In our private conversations, Judge [Miriam] Cedarbaum has pointed out to me that seminal decisions in race and sex discrimination cases have come from Supreme Courts composed exclusively of white males. I agree that this is significant but I also choose to emphasize that the people who argued those cases before the Supreme Court which changed the legal landscape ultimately were largely people of color and women. I recall that Justice Thurgood Marshall, Judge Connie Baker Motley, the first black woman appointed to the federal bench, and others of the NAACP argued Brown v. Board of Education. Similarly, Justice [Ruth Bader] Ginsburg, with other women attorneys, was instrumental in advocating and convincing the Court that equality of work required equality in terms and conditions of employment.

Whether born from experience or inherent physiological or cultural differences, a possibility I abhor less or discount less than my colleague Judge Cedarbaum, our gender and national origins may and will make a difference in our judging.
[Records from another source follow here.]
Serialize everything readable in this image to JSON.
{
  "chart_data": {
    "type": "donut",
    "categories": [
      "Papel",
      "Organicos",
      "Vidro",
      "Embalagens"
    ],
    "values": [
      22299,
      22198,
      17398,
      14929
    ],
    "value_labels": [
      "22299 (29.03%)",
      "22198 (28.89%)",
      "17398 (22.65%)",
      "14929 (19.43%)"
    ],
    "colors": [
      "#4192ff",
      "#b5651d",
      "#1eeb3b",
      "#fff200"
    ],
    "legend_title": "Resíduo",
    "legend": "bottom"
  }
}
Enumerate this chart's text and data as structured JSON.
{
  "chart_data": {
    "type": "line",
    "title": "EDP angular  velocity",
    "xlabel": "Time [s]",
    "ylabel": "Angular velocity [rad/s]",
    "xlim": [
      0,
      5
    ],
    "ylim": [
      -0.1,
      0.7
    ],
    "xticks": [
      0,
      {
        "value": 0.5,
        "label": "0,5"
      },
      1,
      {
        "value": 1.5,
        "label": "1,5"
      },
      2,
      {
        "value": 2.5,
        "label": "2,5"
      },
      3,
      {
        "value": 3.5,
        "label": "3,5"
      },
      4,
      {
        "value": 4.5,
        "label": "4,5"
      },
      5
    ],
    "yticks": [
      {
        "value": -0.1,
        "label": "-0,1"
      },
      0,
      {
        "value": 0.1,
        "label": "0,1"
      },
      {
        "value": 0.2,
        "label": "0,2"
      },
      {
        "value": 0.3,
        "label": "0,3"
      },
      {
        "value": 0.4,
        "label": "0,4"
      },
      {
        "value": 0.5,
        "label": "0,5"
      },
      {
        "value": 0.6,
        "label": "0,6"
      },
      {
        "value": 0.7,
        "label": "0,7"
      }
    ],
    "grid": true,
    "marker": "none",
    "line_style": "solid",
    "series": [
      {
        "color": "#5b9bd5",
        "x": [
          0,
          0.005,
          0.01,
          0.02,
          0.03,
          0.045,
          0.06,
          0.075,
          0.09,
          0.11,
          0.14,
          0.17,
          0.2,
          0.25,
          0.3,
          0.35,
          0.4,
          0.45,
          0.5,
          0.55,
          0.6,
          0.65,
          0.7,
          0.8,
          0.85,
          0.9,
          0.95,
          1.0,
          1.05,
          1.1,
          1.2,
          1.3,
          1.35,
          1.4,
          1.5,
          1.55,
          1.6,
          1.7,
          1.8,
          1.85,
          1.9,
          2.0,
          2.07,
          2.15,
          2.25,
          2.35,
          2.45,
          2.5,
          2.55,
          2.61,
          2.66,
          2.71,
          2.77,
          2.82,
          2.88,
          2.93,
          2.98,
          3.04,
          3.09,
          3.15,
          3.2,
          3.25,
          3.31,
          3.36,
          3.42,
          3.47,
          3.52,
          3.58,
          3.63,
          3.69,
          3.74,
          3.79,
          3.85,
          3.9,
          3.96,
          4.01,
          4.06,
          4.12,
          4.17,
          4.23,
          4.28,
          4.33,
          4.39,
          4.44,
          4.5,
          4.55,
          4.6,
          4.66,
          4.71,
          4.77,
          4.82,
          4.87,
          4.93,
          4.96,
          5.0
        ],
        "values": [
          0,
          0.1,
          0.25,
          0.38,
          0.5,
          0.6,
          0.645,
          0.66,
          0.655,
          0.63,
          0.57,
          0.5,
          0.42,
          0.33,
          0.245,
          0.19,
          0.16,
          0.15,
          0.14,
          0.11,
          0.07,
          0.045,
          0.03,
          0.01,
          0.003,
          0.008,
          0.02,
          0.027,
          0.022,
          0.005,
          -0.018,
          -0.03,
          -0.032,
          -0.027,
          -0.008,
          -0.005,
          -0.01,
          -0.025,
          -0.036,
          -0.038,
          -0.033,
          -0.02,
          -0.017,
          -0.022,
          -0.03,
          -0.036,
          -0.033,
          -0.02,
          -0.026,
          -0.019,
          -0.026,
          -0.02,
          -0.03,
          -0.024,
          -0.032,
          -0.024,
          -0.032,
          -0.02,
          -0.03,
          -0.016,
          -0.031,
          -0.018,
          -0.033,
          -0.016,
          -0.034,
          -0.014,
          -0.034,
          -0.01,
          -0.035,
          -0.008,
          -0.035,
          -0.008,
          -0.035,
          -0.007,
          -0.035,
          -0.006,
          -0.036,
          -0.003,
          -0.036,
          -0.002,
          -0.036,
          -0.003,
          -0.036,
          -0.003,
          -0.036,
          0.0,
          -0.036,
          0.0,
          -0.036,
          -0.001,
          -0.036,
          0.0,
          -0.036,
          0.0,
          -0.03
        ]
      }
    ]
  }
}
Justice [Sandra Day] O'Connor has often been cited as saying that a wise old man and wise old woman will reach the same conclusion in deciding cases. I am not so sure Justice O'Connor is the author of that line since Professor Resnik attributes that line to Supreme Court Justice Coyle. I am also not so sure that I agree with the statement. First, as Professor Martha Minnow has noted, there can never be a universal definition of wise. Second, I would hope that a wise Latina woman with the richness of her experiences would more often than not reach a better conclusion than a white male who hasn't lived that life.

Let us not forget that wise men like Oliver Wendell Holmes and Justice [Benjamin] Cardozo voted on cases which upheld both sex and race discrimination in our society. Until 1972, no Supreme Court case ever upheld the claim of a woman in a gender discrimination case. I, like Professor Carter, believe that we should not be so myopic as to believe that others of different experiences or backgrounds are incapable of understanding the values and needs of people from a different group. Many are so capable. As Judge Cedarbaum pointed out to me, nine white men on the Supreme Court in the past have done so on many occasions and on many issues including Brown.

However, to understand takes time and effort, something that not all people are willing to give. For others, their experiences limit their ability to understand the experiences of others. Other simply do not care. Hence, one must accept the proposition that a difference there will be by the presence of women and people of color on the bench. Personal experiences affect the facts that judges choose to see."